20Les auteurs argumentent que le personnel de santé burkinabé agit comme « entrepreneur de morale » dévalorisant et stigmatisant toute femme mère célibataire qui ne s’est pas conformée à l’impératif du mariage [2009, p. 93].

21Cet article tente d’affiner l’analyse du refus et interroge le rôle de la politique étatique dans la gestion du carrefour normatif par le prestataire. Le cas d’une femme venant dans une maternité pour demander la contraception auprès d’un prestataire de santé mobilise différentes normes. « La pratique médicale […] n’est pas exempte de normativité. » [Bajos, Ferrand, Hassoun, 2002, p. 47.] Au contraire, la salle de consultation est plutôt un lieu de concurrence normative : les stratégies d’utilisation contraceptive des femmes rencontrent les opinions personnelles des prestataires et leurs expériences professionnelles. Cette interaction prend place dans un cadre plus global de la norme médicale véhiculée par la politique étatique ainsi que des normes culturelles et religieuses de la société. Jaffré décrit les sociétés d’Afrique subsaharienne comme des sociétés mono-normées valorisant la fécondité ainsi que la virginité avant le mariage [2012]. Bob et al. soulignent, dans une étude sur la sexualité au Sénégal, le pouvoir du mari, à qui le code de la famille confère le statut du « chef de famille » [2008].

22C’est dans ce carrefour normatif que prend effet (ou pas) le droit à la maîtrise de la fécondité. Dans la négociation des différentes normes en jeu, le prisme sanitaire de la politique nationale influence les prestataires qui filtrent les demandes contraceptives. Nous argumentons ici qu’ils ne se réfèrent pas automatiquement aux normes sociétales, mais en se basant sur la norme médicale forgée par la politique et en fonction de la stratégie contraceptive des femmes, ils peuvent même être amenés à les contourner.
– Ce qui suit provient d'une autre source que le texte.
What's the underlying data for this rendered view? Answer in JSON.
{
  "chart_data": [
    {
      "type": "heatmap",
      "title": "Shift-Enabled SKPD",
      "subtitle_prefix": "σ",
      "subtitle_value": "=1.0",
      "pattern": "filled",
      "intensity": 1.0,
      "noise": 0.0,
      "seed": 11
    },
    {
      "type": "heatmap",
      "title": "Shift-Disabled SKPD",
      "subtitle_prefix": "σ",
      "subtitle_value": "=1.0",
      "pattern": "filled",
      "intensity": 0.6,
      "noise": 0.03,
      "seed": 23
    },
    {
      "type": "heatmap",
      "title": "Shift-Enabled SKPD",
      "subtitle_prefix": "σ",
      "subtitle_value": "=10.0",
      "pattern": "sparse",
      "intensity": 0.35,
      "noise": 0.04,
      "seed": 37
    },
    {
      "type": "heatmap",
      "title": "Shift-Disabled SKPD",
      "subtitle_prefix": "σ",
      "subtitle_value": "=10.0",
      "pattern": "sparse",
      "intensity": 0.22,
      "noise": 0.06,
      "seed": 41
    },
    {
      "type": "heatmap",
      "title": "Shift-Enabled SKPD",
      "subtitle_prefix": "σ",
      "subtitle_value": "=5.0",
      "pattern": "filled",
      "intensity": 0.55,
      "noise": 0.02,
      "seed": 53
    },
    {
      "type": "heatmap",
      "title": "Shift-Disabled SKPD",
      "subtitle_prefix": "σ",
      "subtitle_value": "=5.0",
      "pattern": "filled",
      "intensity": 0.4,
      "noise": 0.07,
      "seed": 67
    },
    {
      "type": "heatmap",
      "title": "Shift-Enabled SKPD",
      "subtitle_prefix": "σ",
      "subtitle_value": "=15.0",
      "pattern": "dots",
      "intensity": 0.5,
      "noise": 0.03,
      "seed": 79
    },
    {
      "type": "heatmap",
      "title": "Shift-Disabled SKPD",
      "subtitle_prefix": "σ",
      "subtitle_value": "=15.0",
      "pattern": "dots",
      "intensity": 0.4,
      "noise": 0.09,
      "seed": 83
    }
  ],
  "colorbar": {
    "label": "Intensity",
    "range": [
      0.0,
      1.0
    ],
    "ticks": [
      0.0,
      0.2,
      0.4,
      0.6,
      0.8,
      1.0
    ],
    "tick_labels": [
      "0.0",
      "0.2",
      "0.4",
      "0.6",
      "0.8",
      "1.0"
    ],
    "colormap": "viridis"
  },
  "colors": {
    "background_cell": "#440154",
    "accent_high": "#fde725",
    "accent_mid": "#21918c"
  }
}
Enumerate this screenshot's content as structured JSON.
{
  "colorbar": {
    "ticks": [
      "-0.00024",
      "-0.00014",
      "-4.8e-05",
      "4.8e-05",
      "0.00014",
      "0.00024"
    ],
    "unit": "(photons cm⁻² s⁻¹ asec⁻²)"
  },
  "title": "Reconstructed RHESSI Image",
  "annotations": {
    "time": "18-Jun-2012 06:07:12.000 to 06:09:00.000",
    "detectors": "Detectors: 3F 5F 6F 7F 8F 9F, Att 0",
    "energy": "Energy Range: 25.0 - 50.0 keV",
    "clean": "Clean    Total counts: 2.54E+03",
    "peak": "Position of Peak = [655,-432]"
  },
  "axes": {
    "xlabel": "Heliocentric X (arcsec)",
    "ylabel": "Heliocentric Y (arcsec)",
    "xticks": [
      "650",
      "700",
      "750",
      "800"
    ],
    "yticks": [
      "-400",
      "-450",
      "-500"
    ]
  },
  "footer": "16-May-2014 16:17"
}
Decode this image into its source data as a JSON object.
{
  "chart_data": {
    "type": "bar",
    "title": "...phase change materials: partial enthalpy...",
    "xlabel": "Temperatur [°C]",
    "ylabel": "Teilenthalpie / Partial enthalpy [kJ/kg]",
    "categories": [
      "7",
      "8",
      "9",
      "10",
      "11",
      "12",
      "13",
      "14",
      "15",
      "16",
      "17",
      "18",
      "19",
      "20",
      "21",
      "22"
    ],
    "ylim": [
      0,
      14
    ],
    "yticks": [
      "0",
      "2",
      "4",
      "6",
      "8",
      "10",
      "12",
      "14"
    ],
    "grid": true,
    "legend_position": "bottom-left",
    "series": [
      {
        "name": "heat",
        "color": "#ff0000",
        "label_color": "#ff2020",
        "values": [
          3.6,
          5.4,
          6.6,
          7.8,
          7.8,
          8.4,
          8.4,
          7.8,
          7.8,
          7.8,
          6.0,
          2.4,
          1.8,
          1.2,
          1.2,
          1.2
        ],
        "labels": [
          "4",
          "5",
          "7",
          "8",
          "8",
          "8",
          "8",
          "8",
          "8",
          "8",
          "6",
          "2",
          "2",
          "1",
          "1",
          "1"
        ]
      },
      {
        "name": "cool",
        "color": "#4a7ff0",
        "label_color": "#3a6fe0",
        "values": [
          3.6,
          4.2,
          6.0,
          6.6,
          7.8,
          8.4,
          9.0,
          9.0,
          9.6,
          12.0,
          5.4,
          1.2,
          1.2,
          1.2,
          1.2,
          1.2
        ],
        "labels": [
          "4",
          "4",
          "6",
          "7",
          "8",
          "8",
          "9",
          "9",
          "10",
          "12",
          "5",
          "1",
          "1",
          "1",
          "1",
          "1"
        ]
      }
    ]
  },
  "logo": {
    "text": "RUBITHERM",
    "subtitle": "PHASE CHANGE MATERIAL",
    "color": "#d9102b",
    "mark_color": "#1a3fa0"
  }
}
23Jaffré a identifié trois ensembles de raisons qui poussent les femmes à vouloir moins d’enfants : la fatigue du corps, le respect de la temporalité et la suite des générations, ainsi que le coût économique associé à un nombre important d’enfants [2012, p. 45]. La typologie de Coulibaly est proche de celle de Jaffré et différencie entre motivations sanitaires, économiques et morales [2012]. Dans notre échantillon, la majeure partie des femmes avait recours à la contraception soit pour des raisons d’ordre sanitaire ou économique, soit pour les deux à la fois [7]. Par contre, les motivations de cinq de nos enquêtées ne sont pas complètement prises en compte par les typologies proposées. Mariama (28 ans) a deux enfants et est mariée à un magistrat. Doctorante en droit, elle utilise la contraception pour avoir un nombre d’enfants bien déterminé et ceci selon le rythme qu’elle souhaite. Elle aimerait avoir encore deux enfants avec des écarts courts pour pouvoir se consacrer par la suite à sa carrière. Nous l’avons rencontrée au moment où elle s’est fait retirer ses implants et ceci à l’insu de son mari qui favoriserait un espacement de cinq ans. Elle trouve qu’un tel écart entre les enfants porterait préjudice à ses plans de carrière. Bineta (29 ans), Edwige (25 ans) et Coumba (22 ans) ont également des projets professionnels. Étudiantes, elles entretiennent des relations sexuelles avec leurs copains. La contraception leur permet de vivre ces relations sans le risque de tomber enceinte. Pour Maimouna (32 ans), archiviste et mariée depuis dix mois, la contraception lui permet d’entretenir des relations extraconjugales sans risque de grossesse et de rester ainsi indépendante de son mari. Elle continue de fréquenter d’autres hommes parce qu’elle désire ces relations sexuelles et amoureuses.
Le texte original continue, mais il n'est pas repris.